The latest newcomer is Charlie Brewer, a graduate transfer from Baylor. Brewer started all four years in Waco, throwing for 9,700 yards and rushing for 1,039 yards. The 6-foot-1, 210 pound Brewer finished his Baylor career with 65 touchdowns and 28 interceptions and a career 138.1 QBR. He also added 22 career touchdowns on the ground. Quite obviously, he will be the most experienced signal-caller in Andy Ludwig’s quarterback room.

Finally, the Utes will add true freshman Peter Costelli, who just signed with Utah in the class of 2021. Costelli, a four-star quarterback from Mission Viejo HS (Cali.), was the no. 10 pro-style quarterback in this recruiting cycle (no. 218 overall) and accumulated 15 offers. Costelli wasn’t able to play his senior season due to the pandemic, though he is working on joining the Utes this spring.

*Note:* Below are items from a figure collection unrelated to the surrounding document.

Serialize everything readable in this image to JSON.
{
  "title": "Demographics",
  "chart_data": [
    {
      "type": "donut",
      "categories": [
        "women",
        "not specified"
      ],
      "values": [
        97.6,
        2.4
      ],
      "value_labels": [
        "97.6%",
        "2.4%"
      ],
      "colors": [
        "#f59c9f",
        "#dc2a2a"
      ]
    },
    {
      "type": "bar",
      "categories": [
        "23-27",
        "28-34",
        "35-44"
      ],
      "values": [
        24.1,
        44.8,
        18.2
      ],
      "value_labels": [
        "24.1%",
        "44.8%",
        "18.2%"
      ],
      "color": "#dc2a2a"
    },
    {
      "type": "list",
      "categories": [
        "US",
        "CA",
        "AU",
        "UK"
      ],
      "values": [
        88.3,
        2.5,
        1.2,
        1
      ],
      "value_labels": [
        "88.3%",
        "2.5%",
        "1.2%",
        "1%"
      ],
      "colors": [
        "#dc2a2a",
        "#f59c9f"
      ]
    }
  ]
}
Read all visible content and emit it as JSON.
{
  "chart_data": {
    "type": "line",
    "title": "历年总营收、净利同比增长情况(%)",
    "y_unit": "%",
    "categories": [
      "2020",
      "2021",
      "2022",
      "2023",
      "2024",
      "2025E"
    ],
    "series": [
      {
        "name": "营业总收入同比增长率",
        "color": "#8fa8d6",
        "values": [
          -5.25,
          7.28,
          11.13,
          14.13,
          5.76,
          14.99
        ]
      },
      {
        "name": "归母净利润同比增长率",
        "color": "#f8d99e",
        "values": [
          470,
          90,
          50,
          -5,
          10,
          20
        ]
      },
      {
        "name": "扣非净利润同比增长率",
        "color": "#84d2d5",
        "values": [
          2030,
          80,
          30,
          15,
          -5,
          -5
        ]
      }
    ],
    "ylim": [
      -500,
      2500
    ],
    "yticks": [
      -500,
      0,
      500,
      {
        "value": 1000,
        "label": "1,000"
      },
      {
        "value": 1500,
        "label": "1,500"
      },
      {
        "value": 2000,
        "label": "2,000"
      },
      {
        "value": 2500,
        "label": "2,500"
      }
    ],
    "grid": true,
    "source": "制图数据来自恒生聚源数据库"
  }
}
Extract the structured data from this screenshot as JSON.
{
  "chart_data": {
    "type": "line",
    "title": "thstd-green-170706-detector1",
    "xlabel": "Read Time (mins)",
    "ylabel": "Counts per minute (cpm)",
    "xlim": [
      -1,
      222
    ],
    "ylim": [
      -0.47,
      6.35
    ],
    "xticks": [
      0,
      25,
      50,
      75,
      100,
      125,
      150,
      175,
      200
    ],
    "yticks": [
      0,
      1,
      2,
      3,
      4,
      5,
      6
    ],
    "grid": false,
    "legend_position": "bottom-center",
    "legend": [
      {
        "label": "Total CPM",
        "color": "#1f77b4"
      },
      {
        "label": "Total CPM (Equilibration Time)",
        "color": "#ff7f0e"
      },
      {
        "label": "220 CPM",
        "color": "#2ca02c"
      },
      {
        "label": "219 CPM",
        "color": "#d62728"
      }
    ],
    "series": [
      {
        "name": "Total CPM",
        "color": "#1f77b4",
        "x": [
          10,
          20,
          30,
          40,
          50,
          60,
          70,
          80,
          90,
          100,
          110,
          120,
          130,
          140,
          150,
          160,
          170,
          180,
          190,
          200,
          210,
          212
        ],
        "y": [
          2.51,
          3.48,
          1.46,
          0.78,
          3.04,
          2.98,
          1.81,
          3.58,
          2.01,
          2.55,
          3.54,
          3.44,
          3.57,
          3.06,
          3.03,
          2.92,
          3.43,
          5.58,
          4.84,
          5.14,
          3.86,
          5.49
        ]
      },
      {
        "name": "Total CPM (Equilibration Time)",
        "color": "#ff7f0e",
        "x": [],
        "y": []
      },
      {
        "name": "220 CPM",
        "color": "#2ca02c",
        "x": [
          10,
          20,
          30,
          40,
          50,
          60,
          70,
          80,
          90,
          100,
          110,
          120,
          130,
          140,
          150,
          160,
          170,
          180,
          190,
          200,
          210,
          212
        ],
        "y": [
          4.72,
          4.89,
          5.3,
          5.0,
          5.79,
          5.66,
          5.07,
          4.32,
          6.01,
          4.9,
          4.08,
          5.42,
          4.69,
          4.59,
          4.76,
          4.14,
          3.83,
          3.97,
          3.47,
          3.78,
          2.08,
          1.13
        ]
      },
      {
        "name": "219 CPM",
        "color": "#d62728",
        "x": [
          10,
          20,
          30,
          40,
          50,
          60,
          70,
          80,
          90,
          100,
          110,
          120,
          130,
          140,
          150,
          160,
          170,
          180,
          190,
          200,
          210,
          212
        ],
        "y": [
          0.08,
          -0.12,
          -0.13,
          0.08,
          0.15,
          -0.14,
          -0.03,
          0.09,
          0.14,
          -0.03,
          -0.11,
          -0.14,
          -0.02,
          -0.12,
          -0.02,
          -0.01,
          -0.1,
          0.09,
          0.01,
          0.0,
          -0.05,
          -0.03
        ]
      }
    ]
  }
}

Utah fans are already familiar with returning quarterbacks Cameron Rising and Cooper Justice. Rising was named the starting quarterback at the onset of this season, though played just 12 snaps before he suffered a season-ending shoulder injury on his throwing atm during an attempted fumble recovery. He had surgery to repair his shoulder, and the staff is optimistic that Rising will be fully recovered by fall camp.

The Utes will have a wealth of quarterbacks in 2021. Cameron Rising could still take the reins, but how much of an effect will it have on him taking essentially three years off of real game experience? He redshirted a year at Texas, sat out in 2019 at Utah, and missed 2020 with an injury. The last time he played a full season was in 2016. Still, the job is his until he gets bested for it.

Additionally, good luck to Bentley, wherever he ends up transferring to. Great person, good leader, it just never seemed to be a seamless fit.

Can we see a resurgence of Sack Lake City from the defensive line?

The Utes had a total of 10 sacks in 2020—in a five game season, that’s a pretty impressive number. However, four of them came from outside the front four. Linebacker Devin Lloyd had two sacks and safeties Nate Ritchie and Vonte Davis each recorded one.

Among the linemen, Mika Tafua led the Utes with three. Hauati Pututau had two sacks, and Devin Kaufusi one. The defensive ends seemed to leave a bundle of sacks on the table, just missing by a hair here or there. A true pressure from the ends on the quarterback will create havoc for opposing quarterbacks, who had too much time to work with this year.

Will starting a core of youth on the offensive line and secondary pay off?

The Utah coaching staff started a number of true and redshirt freshmen among their offensive line and secondary. Among the secondary, we won’t see Nate Ritchie for another two years. Among the corners, Clark Phillips III and part-time starter Faybian Marks took great strides as the season progressed. And don’t forget sophomore starter JaTravis Broughton.

In the trenches, Utah started and played a variety of different linemen to try and find the best five on the field. Underclassmen Jaren Kump, Sataoa Laumea and Keaton Bills saw a lot of playing time, mixing in with upperclassmen Nick Ford, Simi Moala and Orlando Umana, though Umana was hampered with injury throughout the shortened season. There was definitely a lot of growing pains among the offensive line and secondary, but they will likely pay dividends in the years to come.